The second consideration is ApplicationInstance. The application-state CRD is different in shape from operations: it represents desired state ("this chart should be installed with these values"), it has a long-lived lifecycle (it exists for as long as the application does), and it is reconciled continuously against Flux's HelmRelease. Combining it with Operation would conflate "the thing exists" with "a verb is being performed on the thing", and break the natural CR lifecycle.

So the right shape is two CRDs: ApplicationInstance for desired state and Operation for verbs. Inside Operation, the verb is spec.type.

Decision

The operator owns two CRDs:

• apps.vworkspace.io/v1alpha1/ApplicationInstance — desired application state. References a chart and a values input; materializes a HelmRelease; reconciled continuously.
• ops.vworkspace.io/v1alpha1/Operation — a day-2 verb. References a target ApplicationInstance; carries spec.type (Backup, Restore, Upgrade, Migration, RunCommand, Runbook) and spec.engine (velero, workflow, job, helm, helmHookJob, volsync, snapshot); has a finite lifecycle.

There are not separate Backup, Restore, Upgrade, Migration, RunCommand, Runbook CRDs. New verbs are added by extending the Operation.spec.type enum and the operation-template catalog, not by adding a CRD.

RBAC across verbs is enforced by the operator's validating admission webhook. The webhook reads the target namespace's allowedOperationTemplates[] from Cluster.status.managedNamespaces[] and rejects requests for templates the namespace is not authorized to run. The admission rules live under internal/admission/operation_webhook.go (planned location; see ../development/project-layout.md).

A third CRD, Cluster, exists in ops.vworkspace.io/v1alpha1 as the cluster's identity and overall-health record. It is small (one per cluster), not a CR per verb, and not in scope for this ADR.

Consequences

Smaller API surface. Two CRDs to install, two to maintain, two to evolve through conversion webhooks. Adding a new verb does not add CRD surface; it adds a new value in the type enum and a new operation template.

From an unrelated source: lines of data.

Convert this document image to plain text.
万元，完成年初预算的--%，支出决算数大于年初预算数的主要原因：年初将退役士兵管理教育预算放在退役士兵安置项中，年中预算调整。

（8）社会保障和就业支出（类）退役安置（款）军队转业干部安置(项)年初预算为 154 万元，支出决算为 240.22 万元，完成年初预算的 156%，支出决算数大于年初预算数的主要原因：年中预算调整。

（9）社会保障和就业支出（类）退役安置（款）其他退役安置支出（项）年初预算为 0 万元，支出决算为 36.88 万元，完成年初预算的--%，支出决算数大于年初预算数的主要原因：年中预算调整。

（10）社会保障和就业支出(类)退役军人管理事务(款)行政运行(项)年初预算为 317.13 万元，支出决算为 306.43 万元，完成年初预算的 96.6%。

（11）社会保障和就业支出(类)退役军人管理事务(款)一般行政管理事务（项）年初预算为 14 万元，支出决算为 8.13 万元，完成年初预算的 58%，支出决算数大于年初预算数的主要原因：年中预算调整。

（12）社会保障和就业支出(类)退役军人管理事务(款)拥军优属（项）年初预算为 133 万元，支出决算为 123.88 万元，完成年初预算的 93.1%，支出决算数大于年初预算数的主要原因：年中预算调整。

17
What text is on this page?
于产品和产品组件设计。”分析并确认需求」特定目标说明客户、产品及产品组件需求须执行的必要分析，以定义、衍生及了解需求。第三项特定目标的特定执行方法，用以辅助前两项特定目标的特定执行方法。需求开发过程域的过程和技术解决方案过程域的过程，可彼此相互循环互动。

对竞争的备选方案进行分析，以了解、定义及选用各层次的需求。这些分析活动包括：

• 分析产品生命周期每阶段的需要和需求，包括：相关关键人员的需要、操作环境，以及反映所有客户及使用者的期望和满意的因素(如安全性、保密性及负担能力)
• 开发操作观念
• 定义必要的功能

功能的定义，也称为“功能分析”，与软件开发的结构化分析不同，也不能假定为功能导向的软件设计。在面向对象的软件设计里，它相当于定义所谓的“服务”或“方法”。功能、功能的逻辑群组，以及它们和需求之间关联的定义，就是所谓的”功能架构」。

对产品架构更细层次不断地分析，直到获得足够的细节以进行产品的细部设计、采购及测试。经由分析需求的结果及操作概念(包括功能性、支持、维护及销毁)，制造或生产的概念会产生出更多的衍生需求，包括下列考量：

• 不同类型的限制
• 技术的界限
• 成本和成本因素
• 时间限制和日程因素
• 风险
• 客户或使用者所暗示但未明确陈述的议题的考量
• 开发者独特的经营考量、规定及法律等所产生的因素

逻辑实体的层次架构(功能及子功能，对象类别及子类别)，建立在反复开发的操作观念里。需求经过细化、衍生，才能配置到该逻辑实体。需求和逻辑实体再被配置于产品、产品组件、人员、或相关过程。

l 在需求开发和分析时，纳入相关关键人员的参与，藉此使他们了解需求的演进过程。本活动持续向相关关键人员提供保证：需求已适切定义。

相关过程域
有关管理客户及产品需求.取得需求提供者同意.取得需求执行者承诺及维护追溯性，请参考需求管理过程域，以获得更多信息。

One status contract for all verbs. Operation.status.conditions uses one vocabulary (Accepted, Running, Succeeded, Failed, Cancelled, Blocked) across every verb. Engine-specific reasons (VeleroBackupSucceeded, WorkflowFailed, HookNotFound) surface in the reason field. Dashboards, logs, and audit-event consumers learn one shape.

RBAC granularity via the webhook, not via Kubernetes verbs. Organizations that want "namespace X can do Backups but not Restores" configure that policy on Cluster.status.managedNamespaces[].allowedOperationTemplates[]. The webhook enforces it. This is a deliberate trade: Kubernetes RBAC is no longer the only safety belt, but the webhook is more expressive and covers parameter-level policy (e.g., "this namespace can request Velero backups but not VolSync backups").

Cleaner cross-verb coordination. A migration that needs a backup first is an Operation of type: Migration and engine: workflow whose workflow's first step creates a child Operation of type: Backup. The relationship is owner references and labels (ops.vworkspace.io/parent-operation: <uid>), not cross-CRD navigation.

Operation templates carry the schema. Each (type, engine) combination has an operation template with an inputSchema. The webhook validates Operation.spec.parameters against it; kubectl explain operation is necessarily generic but the templates' schemas are documented in ../operations/operation-templates.md and the per-engine docs (../operations/engines/).

Discoverability via templates, not kinds. kubectl get operation lists all day-2 actions across a namespace, regardless of verb. Filtering by verb is kubectl get operation -o json | jq '.items[] | select(.spec.type=="Backup")'. Operators get used to this quickly; the trade-off is acceptable.

Future-proof for new engines. Adding a new engine for an existing verb (e.g., a Restic-based backup engine) is one new value in the engine enum and one new engine adapter under internal/engines/. No new CRD.

A new ADR is required to split. If experience shows the single-CRD design becomes unwieldy (e.g., the parameter schema across verbs grows unmanageable), the project can introduce per-verb CRDs in a future major version. This ADR would be superseded; the conversion-webhook discipline in ../development/release-process.md would govern the migration.